The mask of bonhomie that the Indian and the Australian players were wearing had to come off sooner or later and towards the final session of fourth day’s play, frayed tempers were hotter than the high temperature here on Friday.

“I don’t know if the temperature got to 40 degrees plus but I think it was getting to a few people out there,” said centurion David Warner who was involved in a couple of run-ins with the Indian players.

The left-hander, who received three reprieves en route his second century of the match, was partly responsible for breaking the unwritten ‘peace treaty’ between the two teams when he had a go at Varun Aaron after his dismissal was turned down with replays confirming a no-ball. Aaron was celebrating the wicket with a loud “common” and Warner thought it was a send-off. 

“That’s cricket and it happens. When some decisions don’t go your way, you get bowled off a no-ball, that’s what happens in cricket. They’re always going to come at you and come at you and you have to try to bite your tongue a bit and sometimes you don’t. For him to bowl the no-ball and me to come back in and I sort of went at him a little bit. I shouldn't have, but it got me into another contest and to start again from there. You have to keep riding the rollercoaster as much as you can,” he explained.

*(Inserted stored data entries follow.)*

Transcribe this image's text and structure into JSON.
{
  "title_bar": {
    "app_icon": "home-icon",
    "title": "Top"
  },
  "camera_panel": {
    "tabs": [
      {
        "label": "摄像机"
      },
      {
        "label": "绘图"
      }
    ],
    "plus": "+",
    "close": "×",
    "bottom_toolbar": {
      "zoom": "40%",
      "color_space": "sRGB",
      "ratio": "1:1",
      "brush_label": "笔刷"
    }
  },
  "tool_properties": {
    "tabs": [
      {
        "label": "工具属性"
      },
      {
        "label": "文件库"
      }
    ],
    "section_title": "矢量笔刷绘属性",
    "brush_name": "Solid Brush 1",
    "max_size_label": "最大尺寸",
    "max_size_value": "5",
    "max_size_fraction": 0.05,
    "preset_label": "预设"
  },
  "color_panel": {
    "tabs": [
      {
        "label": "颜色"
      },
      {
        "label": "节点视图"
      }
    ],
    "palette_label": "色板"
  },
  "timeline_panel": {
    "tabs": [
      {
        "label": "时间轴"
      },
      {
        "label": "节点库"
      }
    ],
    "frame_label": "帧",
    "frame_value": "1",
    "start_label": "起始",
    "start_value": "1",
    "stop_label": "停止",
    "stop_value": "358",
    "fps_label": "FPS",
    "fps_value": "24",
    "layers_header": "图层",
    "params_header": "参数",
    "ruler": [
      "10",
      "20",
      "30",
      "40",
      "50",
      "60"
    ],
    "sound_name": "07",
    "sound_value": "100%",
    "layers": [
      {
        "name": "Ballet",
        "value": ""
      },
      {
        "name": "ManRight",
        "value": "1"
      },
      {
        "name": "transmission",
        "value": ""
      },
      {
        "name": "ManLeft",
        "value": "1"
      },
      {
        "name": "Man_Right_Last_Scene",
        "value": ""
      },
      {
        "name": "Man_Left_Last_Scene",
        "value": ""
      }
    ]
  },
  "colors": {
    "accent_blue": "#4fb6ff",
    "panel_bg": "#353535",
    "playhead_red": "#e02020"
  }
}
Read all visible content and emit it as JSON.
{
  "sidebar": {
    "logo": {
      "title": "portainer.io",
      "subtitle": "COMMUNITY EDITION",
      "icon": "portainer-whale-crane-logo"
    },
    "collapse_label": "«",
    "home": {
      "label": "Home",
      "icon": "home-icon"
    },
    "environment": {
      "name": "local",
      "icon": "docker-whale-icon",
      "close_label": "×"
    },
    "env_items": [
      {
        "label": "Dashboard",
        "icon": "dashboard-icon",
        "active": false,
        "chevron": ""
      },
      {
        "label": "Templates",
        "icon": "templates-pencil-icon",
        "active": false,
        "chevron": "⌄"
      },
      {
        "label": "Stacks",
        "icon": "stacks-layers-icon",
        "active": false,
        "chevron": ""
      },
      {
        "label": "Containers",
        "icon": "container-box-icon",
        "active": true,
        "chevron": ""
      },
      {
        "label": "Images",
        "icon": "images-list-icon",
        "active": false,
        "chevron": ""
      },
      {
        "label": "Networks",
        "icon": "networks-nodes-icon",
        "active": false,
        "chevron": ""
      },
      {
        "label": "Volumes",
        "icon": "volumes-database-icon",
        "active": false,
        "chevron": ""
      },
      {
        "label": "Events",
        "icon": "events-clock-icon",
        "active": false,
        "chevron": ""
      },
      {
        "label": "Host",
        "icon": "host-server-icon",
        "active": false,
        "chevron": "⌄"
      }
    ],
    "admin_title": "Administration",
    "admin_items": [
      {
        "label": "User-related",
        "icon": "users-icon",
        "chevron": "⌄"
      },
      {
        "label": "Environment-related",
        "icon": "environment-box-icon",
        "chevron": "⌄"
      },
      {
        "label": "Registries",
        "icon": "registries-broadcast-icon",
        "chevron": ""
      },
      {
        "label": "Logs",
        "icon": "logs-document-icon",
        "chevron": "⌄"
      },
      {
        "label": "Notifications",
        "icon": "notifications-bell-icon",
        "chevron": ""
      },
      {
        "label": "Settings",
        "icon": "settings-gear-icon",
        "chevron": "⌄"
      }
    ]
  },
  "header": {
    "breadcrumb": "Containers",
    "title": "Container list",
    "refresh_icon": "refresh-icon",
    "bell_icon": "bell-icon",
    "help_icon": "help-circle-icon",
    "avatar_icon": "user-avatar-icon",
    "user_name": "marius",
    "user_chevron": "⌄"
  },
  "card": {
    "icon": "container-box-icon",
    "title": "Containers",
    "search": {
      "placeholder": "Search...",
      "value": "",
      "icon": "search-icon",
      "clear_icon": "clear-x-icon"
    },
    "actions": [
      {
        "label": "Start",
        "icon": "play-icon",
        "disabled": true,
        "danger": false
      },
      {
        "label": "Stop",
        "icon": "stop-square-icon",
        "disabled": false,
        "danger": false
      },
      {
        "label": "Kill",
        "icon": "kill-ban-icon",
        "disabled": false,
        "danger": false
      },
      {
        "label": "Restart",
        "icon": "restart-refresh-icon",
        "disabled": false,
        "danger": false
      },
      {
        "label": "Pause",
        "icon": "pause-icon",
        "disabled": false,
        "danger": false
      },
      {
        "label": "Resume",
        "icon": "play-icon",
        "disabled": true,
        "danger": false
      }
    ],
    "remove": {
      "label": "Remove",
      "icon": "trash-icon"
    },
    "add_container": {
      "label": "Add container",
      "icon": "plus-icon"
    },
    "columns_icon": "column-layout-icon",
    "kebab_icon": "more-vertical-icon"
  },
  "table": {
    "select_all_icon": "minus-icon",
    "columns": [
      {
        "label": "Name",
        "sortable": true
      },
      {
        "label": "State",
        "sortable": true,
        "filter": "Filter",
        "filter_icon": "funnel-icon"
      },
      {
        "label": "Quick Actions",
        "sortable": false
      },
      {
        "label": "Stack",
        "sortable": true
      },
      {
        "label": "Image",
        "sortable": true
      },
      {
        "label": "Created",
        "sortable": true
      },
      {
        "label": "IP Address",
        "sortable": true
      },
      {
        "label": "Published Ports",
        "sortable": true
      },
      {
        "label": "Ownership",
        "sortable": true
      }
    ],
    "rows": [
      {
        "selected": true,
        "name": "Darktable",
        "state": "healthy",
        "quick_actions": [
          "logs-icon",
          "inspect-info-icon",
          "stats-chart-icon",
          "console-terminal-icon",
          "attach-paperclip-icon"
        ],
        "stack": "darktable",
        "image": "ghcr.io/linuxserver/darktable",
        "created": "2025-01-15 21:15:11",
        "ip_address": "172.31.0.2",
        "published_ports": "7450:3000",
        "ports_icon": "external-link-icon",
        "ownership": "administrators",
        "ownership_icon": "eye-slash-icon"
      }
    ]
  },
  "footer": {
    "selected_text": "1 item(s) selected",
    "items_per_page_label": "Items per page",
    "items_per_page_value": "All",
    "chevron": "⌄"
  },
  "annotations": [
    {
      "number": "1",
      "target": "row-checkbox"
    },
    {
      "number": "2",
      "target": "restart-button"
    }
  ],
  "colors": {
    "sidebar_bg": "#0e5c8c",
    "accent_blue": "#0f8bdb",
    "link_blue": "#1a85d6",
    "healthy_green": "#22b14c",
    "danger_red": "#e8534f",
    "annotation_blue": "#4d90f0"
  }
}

While Warner managed to undo some of the ‘damage’ he had done, India’s take on these incidents was strange if not surprising. Ajinkya Rahane, who was sent to face the media on the day, said such player confrontations were good for the game. Rahane isn’t exactly articulate but even when specifically asked if he and the Indian team indeed thought such on-field behaviour was good for the game, he answered in the affirmative.    

“It's going to happen in cricket. Varun bowled that delivery and it was a no ball, that's going to happen in sport. I feel it was competitive and good for the game. It was just for 15-20 minutes. That's going to happen, it was good,” he kept repeating.

Later he sent a clarification through the team’s media manager that he meant to say “it was part and parcel of the game and not good for the game!”  

Warner further sort of repented his action. “I think the world knows that I like to get involved and that's how I play my cricket. That's how it is. I try to take it to them. If I have to be a bit verbal I will and sometimes I cross the line, I've got to try not to,” he noted.

The scenes on Friday were quite contrary to what one saw on Thursday when Virat Kohli was struck on the helmet by Mitchell Johnson. The compassion had been replaced by combativeness.

“Given the last week and a half, it's quite tough when someone gets hit in the head now,” Warner reasoned.

“You sit back and hope he's ok, that's what you have to do. We play the game within the spirit of the game and then when we play tough cricket, that's getting verbal. When someone gets hurt you're always going to be there and giving them sympathy, you have to do that.”